This lightning thing.. ya folks gotta remember, not all us hams live in the
`lectric circle ... I don't, and I don't even consider lightning in my
antenna situations here in Far Northern Coastal California .. Not to say we
don't get any, but really not of concern aerial wise .. Now, when I lived in
the Washington DC area .. ahhhhhhhhhhhhh ... Not sure about my 2 year stint
in KL7 .. I was too bizzy when up there to take any special precautions, and
never had a prob.... 73, Mark AA6DX
----- Original Message -----
From: "Jon Ogden" <firstname.lastname@example.org>
To: "Roger Borowski" <K9RB@bellsouth.net>; "z-TowerTalk"
Sent: Thursday, January 16, 2003 9:27 PM
Subject: Re: [Towertalk] Newbie Question!!!
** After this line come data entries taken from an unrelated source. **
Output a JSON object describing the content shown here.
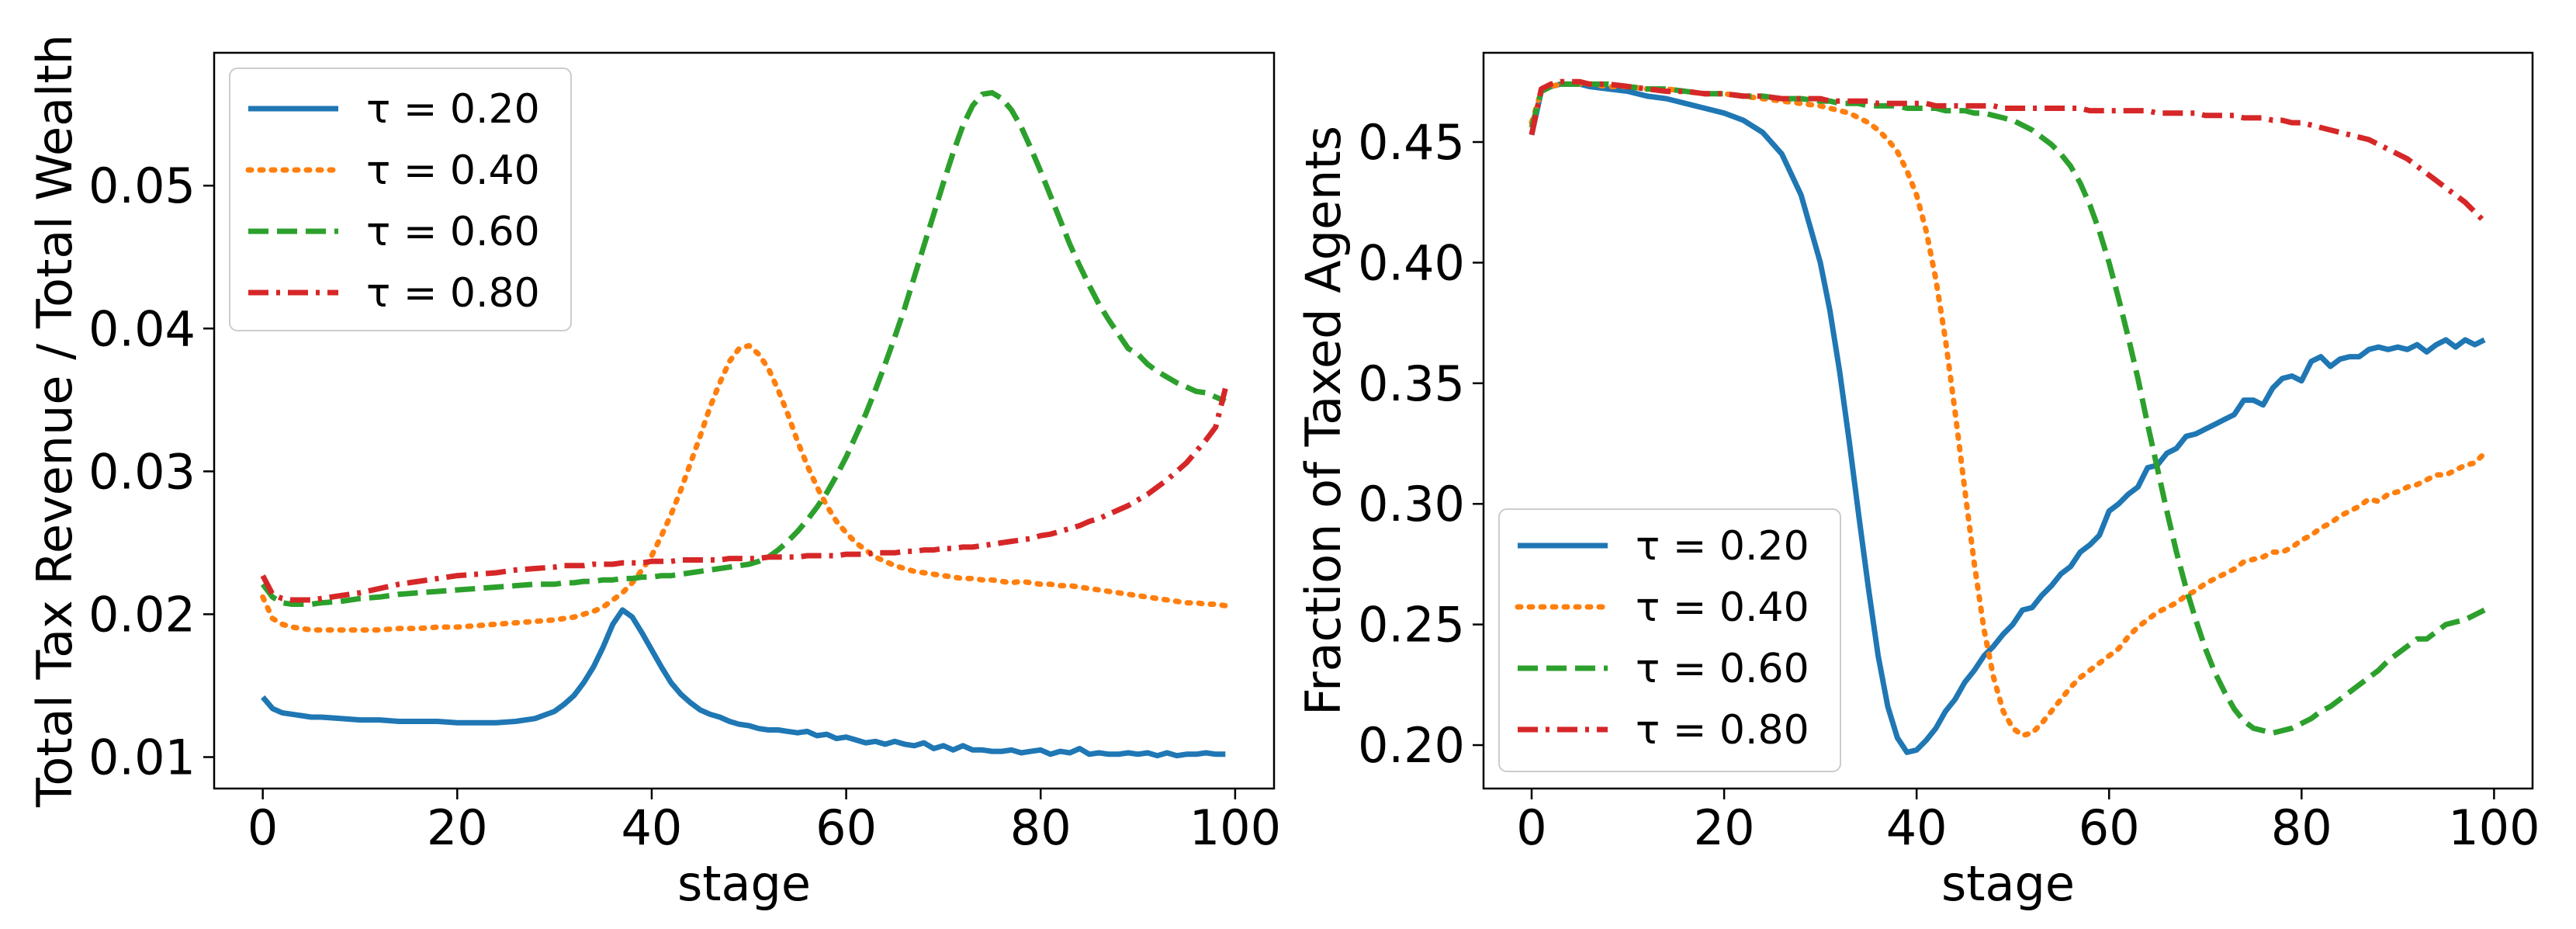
{
  "chart_data": [
    {
      "type": "line",
      "title": "",
      "xlabel": "stage",
      "ylabel": "Total Tax Revenue / Total Wealth",
      "xlim": [
        -5,
        104
      ],
      "ylim": [
        0.0078,
        0.0593
      ],
      "xticks": [
        0,
        20,
        40,
        60,
        80,
        100
      ],
      "xtick_labels": [
        "0",
        "20",
        "40",
        "60",
        "80",
        "100"
      ],
      "yticks": [
        0.01,
        0.02,
        0.03,
        0.04,
        0.05
      ],
      "ytick_labels": [
        "0.01",
        "0.02",
        "0.03",
        "0.04",
        "0.05"
      ],
      "legend_position": "upper-left",
      "x": [
        0,
        1,
        2,
        3,
        4,
        5,
        6,
        8,
        10,
        12,
        14,
        16,
        18,
        20,
        22,
        24,
        26,
        28,
        30,
        31,
        32,
        33,
        34,
        35,
        36,
        37,
        38,
        39,
        40,
        41,
        42,
        43,
        44,
        45,
        46,
        47,
        48,
        49,
        50,
        51,
        52,
        53,
        54,
        55,
        56,
        57,
        58,
        59,
        60,
        61,
        62,
        63,
        64,
        65,
        66,
        67,
        68,
        69,
        70,
        71,
        72,
        73,
        74,
        75,
        76,
        77,
        78,
        79,
        80,
        81,
        82,
        83,
        84,
        85,
        86,
        87,
        88,
        89,
        90,
        91,
        92,
        93,
        94,
        95,
        96,
        97,
        98,
        99
      ],
      "series": [
        {
          "name": "τ = 0.20",
          "color": "#1f77b4",
          "dash": "solid",
          "values": [
            0.0142,
            0.0134,
            0.0131,
            0.013,
            0.0129,
            0.0128,
            0.0128,
            0.0127,
            0.0126,
            0.0126,
            0.0125,
            0.0125,
            0.0125,
            0.0124,
            0.0124,
            0.0124,
            0.0125,
            0.0127,
            0.0132,
            0.0137,
            0.0143,
            0.0152,
            0.0163,
            0.0177,
            0.0193,
            0.0203,
            0.0198,
            0.0187,
            0.0175,
            0.0163,
            0.0152,
            0.0144,
            0.0138,
            0.0133,
            0.013,
            0.0128,
            0.0125,
            0.0123,
            0.0122,
            0.012,
            0.0119,
            0.0119,
            0.0118,
            0.0117,
            0.0118,
            0.0115,
            0.0116,
            0.0113,
            0.0114,
            0.0112,
            0.011,
            0.0111,
            0.0109,
            0.0111,
            0.0109,
            0.0108,
            0.011,
            0.0106,
            0.0108,
            0.0105,
            0.0108,
            0.0105,
            0.0105,
            0.0104,
            0.0104,
            0.0105,
            0.0103,
            0.0104,
            0.0105,
            0.0102,
            0.0104,
            0.0103,
            0.0106,
            0.0102,
            0.0103,
            0.0102,
            0.0102,
            0.0103,
            0.0102,
            0.0103,
            0.0101,
            0.0103,
            0.0101,
            0.0102,
            0.0102,
            0.0103,
            0.0102,
            0.0102
          ]
        },
        {
          "name": "τ = 0.40",
          "color": "#ff7f0e",
          "dash": "dotted",
          "values": [
            0.0212,
            0.0197,
            0.0193,
            0.0191,
            0.019,
            0.0189,
            0.0189,
            0.0189,
            0.0189,
            0.0189,
            0.019,
            0.019,
            0.0191,
            0.0191,
            0.0192,
            0.0193,
            0.0194,
            0.0195,
            0.0196,
            0.0197,
            0.0198,
            0.02,
            0.0202,
            0.0205,
            0.021,
            0.0215,
            0.0222,
            0.0231,
            0.0241,
            0.0255,
            0.027,
            0.0287,
            0.0306,
            0.0325,
            0.0345,
            0.0362,
            0.0377,
            0.0386,
            0.0388,
            0.0382,
            0.0372,
            0.0357,
            0.034,
            0.0321,
            0.0304,
            0.0289,
            0.0276,
            0.0265,
            0.0257,
            0.025,
            0.0245,
            0.024,
            0.0237,
            0.0234,
            0.0232,
            0.023,
            0.0229,
            0.0228,
            0.0227,
            0.0226,
            0.0225,
            0.0225,
            0.0224,
            0.0224,
            0.0223,
            0.0222,
            0.0223,
            0.0222,
            0.0221,
            0.0221,
            0.022,
            0.022,
            0.0219,
            0.0218,
            0.0217,
            0.0216,
            0.0215,
            0.0214,
            0.0213,
            0.0212,
            0.0211,
            0.021,
            0.0209,
            0.0208,
            0.0208,
            0.0207,
            0.0207,
            0.0206
          ]
        },
        {
          "name": "τ = 0.60",
          "color": "#2ca02c",
          "dash": "dashed",
          "values": [
            0.0221,
            0.0212,
            0.0208,
            0.0207,
            0.0207,
            0.0207,
            0.0208,
            0.0209,
            0.0211,
            0.0212,
            0.0214,
            0.0215,
            0.0216,
            0.0217,
            0.0218,
            0.0219,
            0.022,
            0.0221,
            0.0221,
            0.0222,
            0.0222,
            0.0223,
            0.0223,
            0.0224,
            0.0224,
            0.0225,
            0.0225,
            0.0226,
            0.0226,
            0.0227,
            0.0227,
            0.0228,
            0.0229,
            0.023,
            0.0231,
            0.0232,
            0.0233,
            0.0234,
            0.0235,
            0.0237,
            0.024,
            0.0245,
            0.0251,
            0.0258,
            0.0266,
            0.0275,
            0.0285,
            0.0297,
            0.031,
            0.0325,
            0.034,
            0.0357,
            0.0375,
            0.0394,
            0.0414,
            0.0436,
            0.0458,
            0.048,
            0.0502,
            0.0523,
            0.0542,
            0.0556,
            0.0564,
            0.0565,
            0.0561,
            0.0553,
            0.0541,
            0.0526,
            0.051,
            0.0493,
            0.0476,
            0.0459,
            0.0444,
            0.043,
            0.0417,
            0.0406,
            0.0396,
            0.0386,
            0.0382,
            0.0375,
            0.037,
            0.0366,
            0.0362,
            0.0359,
            0.0356,
            0.0355,
            0.0352,
            0.0349
          ]
        },
        {
          "name": "τ = 0.80",
          "color": "#d62728",
          "dash": "dashdot",
          "values": [
            0.0227,
            0.0214,
            0.0211,
            0.021,
            0.021,
            0.021,
            0.0211,
            0.0213,
            0.0215,
            0.0218,
            0.0221,
            0.0223,
            0.0225,
            0.0227,
            0.0228,
            0.0229,
            0.0231,
            0.0232,
            0.0233,
            0.0234,
            0.0234,
            0.0234,
            0.0235,
            0.0235,
            0.0235,
            0.0236,
            0.0236,
            0.0236,
            0.0237,
            0.0237,
            0.0237,
            0.0238,
            0.0238,
            0.0238,
            0.0238,
            0.0238,
            0.0239,
            0.0239,
            0.0239,
            0.0239,
            0.024,
            0.024,
            0.024,
            0.024,
            0.0241,
            0.0241,
            0.0241,
            0.0241,
            0.0242,
            0.0242,
            0.0242,
            0.0243,
            0.0243,
            0.0243,
            0.0244,
            0.0244,
            0.0245,
            0.0245,
            0.0246,
            0.0246,
            0.0247,
            0.0247,
            0.0248,
            0.0249,
            0.025,
            0.0251,
            0.0252,
            0.0253,
            0.0255,
            0.0256,
            0.0258,
            0.026,
            0.0262,
            0.0265,
            0.0267,
            0.027,
            0.0273,
            0.0276,
            0.028,
            0.0284,
            0.0289,
            0.0294,
            0.03,
            0.0306,
            0.0314,
            0.0322,
            0.0331,
            0.0358
          ]
        }
      ]
    },
    {
      "type": "line",
      "title": "",
      "xlabel": "stage",
      "ylabel": "Fraction of Taxed Agents",
      "xlim": [
        -5,
        104
      ],
      "ylim": [
        0.182,
        0.487
      ],
      "xticks": [
        0,
        20,
        40,
        60,
        80,
        100
      ],
      "xtick_labels": [
        "0",
        "20",
        "40",
        "60",
        "80",
        "100"
      ],
      "yticks": [
        0.2,
        0.25,
        0.3,
        0.35,
        0.4,
        0.45
      ],
      "ytick_labels": [
        "0.20",
        "0.25",
        "0.30",
        "0.35",
        "0.40",
        "0.45"
      ],
      "legend_position": "lower-left",
      "x": [
        0,
        1,
        2,
        3,
        4,
        5,
        6,
        8,
        10,
        12,
        14,
        16,
        18,
        20,
        22,
        24,
        26,
        28,
        30,
        31,
        32,
        33,
        34,
        35,
        36,
        37,
        38,
        39,
        40,
        41,
        42,
        43,
        44,
        45,
        46,
        47,
        48,
        49,
        50,
        51,
        52,
        53,
        54,
        55,
        56,
        57,
        58,
        59,
        60,
        61,
        62,
        63,
        64,
        65,
        66,
        67,
        68,
        69,
        70,
        71,
        72,
        73,
        74,
        75,
        76,
        77,
        78,
        79,
        80,
        81,
        82,
        83,
        84,
        85,
        86,
        87,
        88,
        89,
        90,
        91,
        92,
        93,
        94,
        95,
        96,
        97,
        98,
        99
      ],
      "series": [
        {
          "name": "τ = 0.20",
          "color": "#1f77b4",
          "dash": "solid",
          "values": [
            0.453,
            0.471,
            0.473,
            0.474,
            0.474,
            0.474,
            0.473,
            0.472,
            0.471,
            0.469,
            0.468,
            0.466,
            0.464,
            0.462,
            0.459,
            0.454,
            0.445,
            0.428,
            0.4,
            0.38,
            0.355,
            0.326,
            0.295,
            0.265,
            0.237,
            0.216,
            0.203,
            0.197,
            0.198,
            0.202,
            0.207,
            0.214,
            0.219,
            0.226,
            0.231,
            0.237,
            0.241,
            0.246,
            0.25,
            0.256,
            0.257,
            0.262,
            0.266,
            0.271,
            0.274,
            0.28,
            0.283,
            0.287,
            0.297,
            0.3,
            0.304,
            0.307,
            0.315,
            0.316,
            0.321,
            0.323,
            0.328,
            0.329,
            0.331,
            0.333,
            0.335,
            0.337,
            0.343,
            0.343,
            0.341,
            0.348,
            0.352,
            0.353,
            0.351,
            0.359,
            0.361,
            0.357,
            0.36,
            0.361,
            0.361,
            0.364,
            0.365,
            0.364,
            0.365,
            0.364,
            0.366,
            0.363,
            0.366,
            0.368,
            0.365,
            0.368,
            0.366,
            0.368
          ]
        },
        {
          "name": "τ = 0.40",
          "color": "#ff7f0e",
          "dash": "dotted",
          "values": [
            0.458,
            0.471,
            0.473,
            0.474,
            0.474,
            0.474,
            0.474,
            0.473,
            0.473,
            0.472,
            0.472,
            0.471,
            0.47,
            0.47,
            0.469,
            0.468,
            0.467,
            0.466,
            0.465,
            0.464,
            0.463,
            0.462,
            0.46,
            0.458,
            0.455,
            0.451,
            0.446,
            0.438,
            0.428,
            0.413,
            0.393,
            0.368,
            0.338,
            0.306,
            0.275,
            0.248,
            0.228,
            0.214,
            0.207,
            0.204,
            0.205,
            0.209,
            0.214,
            0.219,
            0.224,
            0.228,
            0.231,
            0.234,
            0.237,
            0.24,
            0.245,
            0.249,
            0.252,
            0.255,
            0.257,
            0.259,
            0.262,
            0.264,
            0.267,
            0.269,
            0.271,
            0.273,
            0.276,
            0.277,
            0.278,
            0.28,
            0.28,
            0.282,
            0.285,
            0.287,
            0.29,
            0.292,
            0.295,
            0.297,
            0.299,
            0.302,
            0.301,
            0.304,
            0.305,
            0.307,
            0.308,
            0.31,
            0.312,
            0.312,
            0.314,
            0.316,
            0.317,
            0.321
          ]
        },
        {
          "name": "τ = 0.60",
          "color": "#2ca02c",
          "dash": "dashed",
          "values": [
            0.456,
            0.471,
            0.473,
            0.474,
            0.474,
            0.474,
            0.474,
            0.474,
            0.473,
            0.472,
            0.472,
            0.471,
            0.47,
            0.47,
            0.469,
            0.469,
            0.468,
            0.468,
            0.467,
            0.467,
            0.466,
            0.466,
            0.466,
            0.465,
            0.465,
            0.465,
            0.465,
            0.464,
            0.464,
            0.464,
            0.464,
            0.463,
            0.463,
            0.463,
            0.462,
            0.462,
            0.461,
            0.46,
            0.459,
            0.457,
            0.455,
            0.452,
            0.449,
            0.445,
            0.44,
            0.433,
            0.424,
            0.413,
            0.4,
            0.385,
            0.369,
            0.352,
            0.333,
            0.315,
            0.297,
            0.28,
            0.265,
            0.252,
            0.24,
            0.23,
            0.222,
            0.215,
            0.21,
            0.207,
            0.206,
            0.205,
            0.206,
            0.207,
            0.209,
            0.211,
            0.214,
            0.216,
            0.219,
            0.222,
            0.225,
            0.228,
            0.231,
            0.235,
            0.238,
            0.241,
            0.244,
            0.244,
            0.247,
            0.25,
            0.251,
            0.252,
            0.254,
            0.256
          ]
        },
        {
          "name": "τ = 0.80",
          "color": "#d62728",
          "dash": "dashdot",
          "values": [
            0.453,
            0.472,
            0.474,
            0.475,
            0.475,
            0.475,
            0.474,
            0.474,
            0.473,
            0.472,
            0.471,
            0.471,
            0.47,
            0.47,
            0.469,
            0.469,
            0.468,
            0.468,
            0.468,
            0.467,
            0.467,
            0.467,
            0.467,
            0.467,
            0.466,
            0.466,
            0.466,
            0.466,
            0.466,
            0.466,
            0.465,
            0.465,
            0.465,
            0.465,
            0.465,
            0.465,
            0.465,
            0.464,
            0.464,
            0.464,
            0.464,
            0.464,
            0.464,
            0.464,
            0.464,
            0.464,
            0.463,
            0.463,
            0.463,
            0.463,
            0.463,
            0.463,
            0.463,
            0.462,
            0.462,
            0.462,
            0.462,
            0.462,
            0.461,
            0.461,
            0.461,
            0.461,
            0.46,
            0.46,
            0.46,
            0.459,
            0.459,
            0.458,
            0.458,
            0.457,
            0.456,
            0.455,
            0.454,
            0.453,
            0.452,
            0.451,
            0.449,
            0.447,
            0.445,
            0.443,
            0.44,
            0.437,
            0.434,
            0.431,
            0.428,
            0.425,
            0.421,
            0.417
          ]
        }
      ]
    }
  ]
}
> I'll agree that grounding on a roof tower is much more difficult and
> structurally, there's some work that must be paid attention too. But that
> structural work is not any more difficult than building a rebar cage for a
> free standing tower.
> The grounding is more difficult, but you can do pretty well by running
> several ground straps from the tower to ground. Not ideal, no but good
> enough - likely. A lot of guys have their towers right next to their
> houses. Either on the house or beside it, there's not going to be much
> difference in a direct strike.
> And finally, a roof tower, really doesn't have to go that far about the
> roof. If one's house is 30 feet at the peak, then a 34 foot tower as in
> this guy's case will put the antennas about 4 feet above the roof line.
> can do the same with the smallest of the Glenn Martin roof towers. Most
> people have TV antennas higher on their roofs than what you could end up
> with a ham antenna. And generally the TV antennas have crap for ESD
> Yes, there are tradeoffs and common sense must be used.